The conditions have changed, but the struggle is still the same: Unite against fascism impunity !

The conditions have changed, but the struggle is still the same: Unite against fascism impunity !

by Marta Rodriguez on November  2012

 

 

In the summer of 1977, the newly democratic Spanish government passed the Law 46/1977, granting thousands of political prisoners amnesty for the crimes of which they were imprisoned. Whilst this law granted them their freedom to resume their lives under the newly democratic nation of Spain, it did not bring them any closer to justice.

Opposition to Europe’s longest reigning fascist government had been met with an iron fist. Those lucky enough to escape the fate of assassination, disappearance or execution were faced with inhumane prison conditions. Inadequate food, beatings and various forms of torture were a daily reality. Many of those imprisoned were guilty of crimes that were little more than daring to print subversive literature, organizing demonstrations against the execution of political prisoners, or workplace unionizing.

Thirty-seven years later, there has not been a single Spanish investigation to hold those responsible for state crimes to account. The reasoning behind this is a simple one: Due to Law 46-1977 the perpetrators of State crimes were also granted immunity and free to carry on with their duties in this newly democratic state. Some of the same people implicated in cases of murder and torture continued to, and in some cases still to this day, occupy places in the state apparatus. The Police, Military, Prison services and judicial system are all implicated, with later including the Supreme Judiciary Power, whose membership includes those with explicit links to the dictatorship and its subsequent crimes.

This simple law that states has consequently produced a political culture that is both incapable and unwilling to face neither its past nor recognize the present. At the very foundation of this modern democratic nation lies criminality and impunity.
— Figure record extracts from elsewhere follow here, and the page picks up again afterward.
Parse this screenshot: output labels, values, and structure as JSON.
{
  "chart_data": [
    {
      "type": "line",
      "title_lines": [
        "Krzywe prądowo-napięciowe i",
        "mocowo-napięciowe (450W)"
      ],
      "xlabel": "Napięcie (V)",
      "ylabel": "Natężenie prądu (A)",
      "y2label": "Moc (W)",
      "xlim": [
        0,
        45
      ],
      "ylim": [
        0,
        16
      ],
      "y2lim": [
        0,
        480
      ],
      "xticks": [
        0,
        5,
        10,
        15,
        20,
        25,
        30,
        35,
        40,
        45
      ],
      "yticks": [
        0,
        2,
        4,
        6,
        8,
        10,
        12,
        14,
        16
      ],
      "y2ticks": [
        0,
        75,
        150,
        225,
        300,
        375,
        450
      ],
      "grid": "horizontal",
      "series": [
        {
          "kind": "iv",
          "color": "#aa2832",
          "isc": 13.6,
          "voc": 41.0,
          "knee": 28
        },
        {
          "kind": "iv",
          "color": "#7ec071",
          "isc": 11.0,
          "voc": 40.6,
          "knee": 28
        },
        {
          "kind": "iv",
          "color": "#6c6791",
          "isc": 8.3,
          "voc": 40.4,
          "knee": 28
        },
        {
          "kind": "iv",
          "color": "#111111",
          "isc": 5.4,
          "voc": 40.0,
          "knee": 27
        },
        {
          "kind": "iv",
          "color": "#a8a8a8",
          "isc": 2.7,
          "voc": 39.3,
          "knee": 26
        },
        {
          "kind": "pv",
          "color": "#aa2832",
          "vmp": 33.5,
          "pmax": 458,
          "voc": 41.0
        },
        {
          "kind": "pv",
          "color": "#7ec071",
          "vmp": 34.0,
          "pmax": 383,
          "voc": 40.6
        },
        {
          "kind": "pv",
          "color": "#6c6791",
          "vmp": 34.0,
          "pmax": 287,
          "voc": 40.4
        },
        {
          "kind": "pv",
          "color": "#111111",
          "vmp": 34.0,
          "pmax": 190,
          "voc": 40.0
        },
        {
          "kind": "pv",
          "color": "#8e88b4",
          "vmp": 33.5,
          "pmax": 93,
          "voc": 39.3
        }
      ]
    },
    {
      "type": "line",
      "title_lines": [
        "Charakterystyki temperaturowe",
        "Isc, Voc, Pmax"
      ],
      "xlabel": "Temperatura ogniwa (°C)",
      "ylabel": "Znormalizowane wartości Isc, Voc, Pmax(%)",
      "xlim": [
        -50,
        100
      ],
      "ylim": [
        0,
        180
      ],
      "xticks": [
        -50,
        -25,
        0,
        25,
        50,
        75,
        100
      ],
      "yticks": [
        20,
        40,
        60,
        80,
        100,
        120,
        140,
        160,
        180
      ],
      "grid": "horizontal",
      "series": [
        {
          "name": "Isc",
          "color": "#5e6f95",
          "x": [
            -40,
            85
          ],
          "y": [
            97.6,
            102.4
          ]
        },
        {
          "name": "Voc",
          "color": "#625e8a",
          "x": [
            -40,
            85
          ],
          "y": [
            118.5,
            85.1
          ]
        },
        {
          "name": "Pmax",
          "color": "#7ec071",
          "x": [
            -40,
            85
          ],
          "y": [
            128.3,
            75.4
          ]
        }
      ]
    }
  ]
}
No society can survive the ignorance of its own history without inviting the repetition of its past mistakes. This is not to say that various sections of the Spanish society are not trying to rectify the past, however they face an uphill battle. Within the Spanish legal system, attempts to investigate the Francoist Regime for its crimes during both the civil war and its subsequent 36 year reign are unlawful. The most notable recent example saw the Judge Baltasar Garzón, banned from the legal profession for investigating these crimes. However, an old movement is reviving.

With the aim of fighting for the practice of human rights, freedoms and accountability that have not yet recovered from the losses sustained as a result of the fascist dictatorship, a group of former political prisoners “La Comuna” was created. They are amongst the last victims from this period of history still alive. It is crucial we hold accountability of the perpetrators of these crimes now that still their last victims can give names, places and revive the memories of these atrocities. Abandoned by the Spanish justice system, La Comuna has focused on both direct action and the utilization of international law to question the legitimacy and legality of state and its upholding of Law 46/1977 in order to unmask this veiled period of history to ensure its lessons remain in our collective memory.

Where there should be a clear unity in the will to account for the past, there is a division in opinion when it comes to issues such as the exhumation of mass graves, prosecuting those accountable or the removal of names of public places that refer to Franco. This division in the public sphere and the silencing of pleas for justice from the side of the State, unveils an immense wall of impunity that has been untouchable for more than 30 years of suppose “democracy” in my country.
Whilst the current financial crisis has seen the Spanish government amending the constitution to appease those in positions of financial power, it is still proven inept to amend a single law that would see those responsible for crimes against humanity brought to justice and offer their victims or their families some sense of closure. In the words of a former prisoner who dared to dream of an accountable society: “The conditions have changed, but the struggle is still the same.”